Di sebuah stasiun kereta di Stockholm, seorang ibu sedang menunggu kereta. Tangan kirinya memegang tas kerja, sementara tangan kanannya memegang burger. Sekilas, pemandangan ini tampak biasa saja. Namun, jika Anda tahu bahwa ibu tersebut adalah Elva Johansson, Menteri Tenaga Kerja Swedia, beliau adalah seorang pejabat negara yang sedang pulang kerja dengan transportasi umum. Tidak ada mobil dinas, tidak ada pasukan pengawal, bahkan tidak ada sopir yang menunggu di luar stasiun.
Swedia, negara yang sering disebut sebagai salah satu tempat paling makmur di dunia, justru terkenal dengan kesederhanaan para pejabatnya. Mereka lebih sering terlihat menggunakan bus, kereta, atau sepeda untuk berangkat kerja. Bukan karena negara ini tidak mampu membeli mobil dinas, justru sebaliknya, Swedia adalah contoh sempurna bagaimana sebuah negara kaya dapat tetap hemat dan bijaksana dalam mengelola uang rakyat.

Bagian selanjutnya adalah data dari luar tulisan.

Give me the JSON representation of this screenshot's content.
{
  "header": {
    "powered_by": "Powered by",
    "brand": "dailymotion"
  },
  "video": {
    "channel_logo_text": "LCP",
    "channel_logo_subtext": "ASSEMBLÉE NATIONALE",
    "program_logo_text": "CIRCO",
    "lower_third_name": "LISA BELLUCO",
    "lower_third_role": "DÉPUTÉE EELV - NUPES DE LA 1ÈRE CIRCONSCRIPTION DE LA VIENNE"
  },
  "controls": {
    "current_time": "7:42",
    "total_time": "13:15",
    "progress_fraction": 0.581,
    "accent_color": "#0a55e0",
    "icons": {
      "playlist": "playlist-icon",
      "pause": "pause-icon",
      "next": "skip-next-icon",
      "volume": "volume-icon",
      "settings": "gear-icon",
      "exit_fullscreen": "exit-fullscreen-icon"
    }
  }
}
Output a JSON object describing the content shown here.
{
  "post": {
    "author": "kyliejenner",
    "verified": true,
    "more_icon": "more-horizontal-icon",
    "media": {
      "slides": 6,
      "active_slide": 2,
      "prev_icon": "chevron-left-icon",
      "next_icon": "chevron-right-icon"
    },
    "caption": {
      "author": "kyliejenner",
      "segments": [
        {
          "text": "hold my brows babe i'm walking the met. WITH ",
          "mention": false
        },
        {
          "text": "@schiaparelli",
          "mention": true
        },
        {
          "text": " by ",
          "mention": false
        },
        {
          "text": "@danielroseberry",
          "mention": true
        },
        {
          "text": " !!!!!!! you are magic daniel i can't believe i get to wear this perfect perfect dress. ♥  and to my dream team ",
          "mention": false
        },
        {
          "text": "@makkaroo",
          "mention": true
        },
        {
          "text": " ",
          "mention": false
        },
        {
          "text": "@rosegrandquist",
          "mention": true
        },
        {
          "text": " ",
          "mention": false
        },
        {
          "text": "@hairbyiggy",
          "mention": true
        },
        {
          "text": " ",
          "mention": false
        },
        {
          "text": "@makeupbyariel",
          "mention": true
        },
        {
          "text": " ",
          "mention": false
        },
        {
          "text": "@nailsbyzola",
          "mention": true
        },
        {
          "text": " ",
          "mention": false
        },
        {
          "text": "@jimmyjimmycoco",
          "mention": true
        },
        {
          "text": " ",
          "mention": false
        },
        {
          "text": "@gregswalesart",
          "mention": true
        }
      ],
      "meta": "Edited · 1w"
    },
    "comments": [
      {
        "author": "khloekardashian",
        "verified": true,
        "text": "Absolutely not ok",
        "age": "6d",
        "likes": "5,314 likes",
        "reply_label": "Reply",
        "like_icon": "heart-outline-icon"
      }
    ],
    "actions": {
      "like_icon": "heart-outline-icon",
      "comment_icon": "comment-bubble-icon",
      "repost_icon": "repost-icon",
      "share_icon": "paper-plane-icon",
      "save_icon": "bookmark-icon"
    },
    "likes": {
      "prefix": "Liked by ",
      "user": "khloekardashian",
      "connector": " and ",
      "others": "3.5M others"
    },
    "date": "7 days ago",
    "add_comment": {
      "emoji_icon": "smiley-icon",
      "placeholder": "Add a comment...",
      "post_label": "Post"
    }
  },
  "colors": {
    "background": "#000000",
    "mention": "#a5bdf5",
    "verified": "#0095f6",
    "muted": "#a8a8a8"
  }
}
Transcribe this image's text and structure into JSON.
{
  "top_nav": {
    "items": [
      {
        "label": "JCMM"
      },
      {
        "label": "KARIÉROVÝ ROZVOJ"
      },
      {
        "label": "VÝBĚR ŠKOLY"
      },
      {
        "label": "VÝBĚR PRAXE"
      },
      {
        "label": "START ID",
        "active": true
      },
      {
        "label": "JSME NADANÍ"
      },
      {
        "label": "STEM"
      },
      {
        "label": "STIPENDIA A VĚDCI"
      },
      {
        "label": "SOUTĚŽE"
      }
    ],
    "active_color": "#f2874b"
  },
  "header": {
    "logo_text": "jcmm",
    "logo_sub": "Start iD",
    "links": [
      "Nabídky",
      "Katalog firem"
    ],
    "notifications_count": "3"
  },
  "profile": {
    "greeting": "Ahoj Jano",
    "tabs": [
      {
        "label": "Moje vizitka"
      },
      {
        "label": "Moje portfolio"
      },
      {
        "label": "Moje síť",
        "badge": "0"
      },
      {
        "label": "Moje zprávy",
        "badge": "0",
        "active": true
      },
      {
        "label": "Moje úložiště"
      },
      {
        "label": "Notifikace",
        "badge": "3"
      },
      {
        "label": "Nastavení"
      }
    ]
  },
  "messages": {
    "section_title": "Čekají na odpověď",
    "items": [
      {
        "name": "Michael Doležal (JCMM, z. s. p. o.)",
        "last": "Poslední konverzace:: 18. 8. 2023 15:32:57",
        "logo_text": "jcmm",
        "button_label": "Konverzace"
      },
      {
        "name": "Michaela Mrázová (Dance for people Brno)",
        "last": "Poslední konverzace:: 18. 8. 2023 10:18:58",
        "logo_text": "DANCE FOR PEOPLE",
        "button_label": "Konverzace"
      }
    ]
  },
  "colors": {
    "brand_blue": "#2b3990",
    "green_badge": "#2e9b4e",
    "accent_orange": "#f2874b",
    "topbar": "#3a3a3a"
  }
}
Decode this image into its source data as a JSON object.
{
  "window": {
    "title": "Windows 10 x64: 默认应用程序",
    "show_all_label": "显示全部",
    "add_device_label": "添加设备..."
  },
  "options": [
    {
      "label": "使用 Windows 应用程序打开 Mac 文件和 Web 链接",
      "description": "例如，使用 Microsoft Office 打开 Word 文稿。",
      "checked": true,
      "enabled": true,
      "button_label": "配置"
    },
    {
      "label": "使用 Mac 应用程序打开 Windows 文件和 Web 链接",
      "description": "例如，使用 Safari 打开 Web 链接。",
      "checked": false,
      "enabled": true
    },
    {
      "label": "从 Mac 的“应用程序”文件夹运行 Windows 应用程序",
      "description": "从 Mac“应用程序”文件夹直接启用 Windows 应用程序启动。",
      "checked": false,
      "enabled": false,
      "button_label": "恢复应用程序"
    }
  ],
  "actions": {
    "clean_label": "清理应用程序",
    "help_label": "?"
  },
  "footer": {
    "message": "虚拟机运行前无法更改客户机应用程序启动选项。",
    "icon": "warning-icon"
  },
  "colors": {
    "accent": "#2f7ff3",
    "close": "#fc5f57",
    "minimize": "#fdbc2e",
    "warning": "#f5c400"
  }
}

Di Swedia, naik transportasi umum bukan hanya pilihan praktis, tetapi juga cerminan nilai budaya. Bahkan Perdana Menteri Swedia lebih sering terlihat naik kereta ketimbang duduk di kursi belakang mobil mewah dengan pelat nomor khusus. Mengapa? Karena masyarakat Swedia memiliki standar tinggi terhadap transparansi dan efisiensi penggunaan dana publik.
Di sana, menggunakan uang rakyat untuk kemewahan pribadi adalah dosa besar. Jika seorang pejabat ketahuan menghambur-hamburkan dana negara untuk hal seperti kendaraan pribadi, berita buruknya akan tersebar di media seperti api di hutan kering. Tidak ada celah untuk "alasan darurat" atau "kebutuhan jabatan". Hasilnya? Pejabat Swedia belajar untuk hidup sederhana, sesuai dengan harapan rakyatnya.
Mari kita bayangkan sebentar. Apa jadinya jika budaya disiplin seperti ini diterapkan di negara kita?
Anggaran mobil dinas yang sering kali "mevvah" mungkin bisa dialihkan untuk hal yang lebih produktif. Misalnya, membangun infrastruktur pendidikan, membuka lapangan pekerjaan baru, atau setidaknya menyediakan layanan kesehatan yang lebih baik. Bayangkan berapa banyak orang yang bisa terbantu jika dana yang digunakan untuk membeli satu mobil dinas dapat dialokasikan untuk membuka lapangan pekerjaan baru, memperbaiki sekolah yang rusak, atau bahkan menyuplai makanan untuk daerah-daerah yang masih rawan kelaparan.
Pejabat kita akan lebih dekat dengan rakyatnya. Tidak ada lagi "gap" antara pemimpin dan yang dipimpin. Bayangkan jika seorang menteri terlihat antri tiket kereta di pagi hari sambil menyapa warga. Selain hemat anggaran, hal ini juga akan meningkatkan kepercayaan masyarakat. Jika pejabat ikut merasakan jerih payah hidup sehari-hari seperti kita, mungkin kebijakan yang diambil pun akan lebih relevan dan tepat sasaran.
Namun, mari kita kembali ke kenyataan. Menerapkan budaya Swedia di negara kita bukanlah perkara mudah. Ada banyak faktor yang harus dipertimbangkan, mulai dari infrastruktur transportasi umum hingga mentalitas masyarakat dan pejabat itu sendiri.
Transportasi umum di negara kita, meskipun sudah banyak berkembang, masih jauh dari kata ideal. Jadwal yang tidak konsisten, kenyamanan yang kurang, dan keamanan yang kadang dipertanyakan menjadi tantangan utama. Jika seorang menteri harus menunggu kereta yang telat satu jam di stasiun yang panas, mungkin esoknya beliau langsung kembali ke mobil dinasnya.
Di sisi lain, ada juga tantangan mentalitas. Budaya "siapa yang lebih besar" masih sering menjadi patokan kesuksesan. Dalam kondisi seperti ini, sulit membayangkan seorang pejabat tinggi rela melepaskan kenyamanan mobil dinasnya demi berbaur dengan rakyat biasa di KRL yang penuh sesak.
Namun, pelajaran dari Swedia bukan hanya soal penghematan anggaran. Ini tentang memberikan teladan. Ketika seorang Menteri seperti Elva Johansson rela menunggu kereta sepulang kerja, dia mengirimkan pesan kuat "Jabatan bukanlah alasan untuk mendapatkan perlakuan istimewa". Hal ini menciptakan rasa hormat dan kepercayaan dari masyarakat.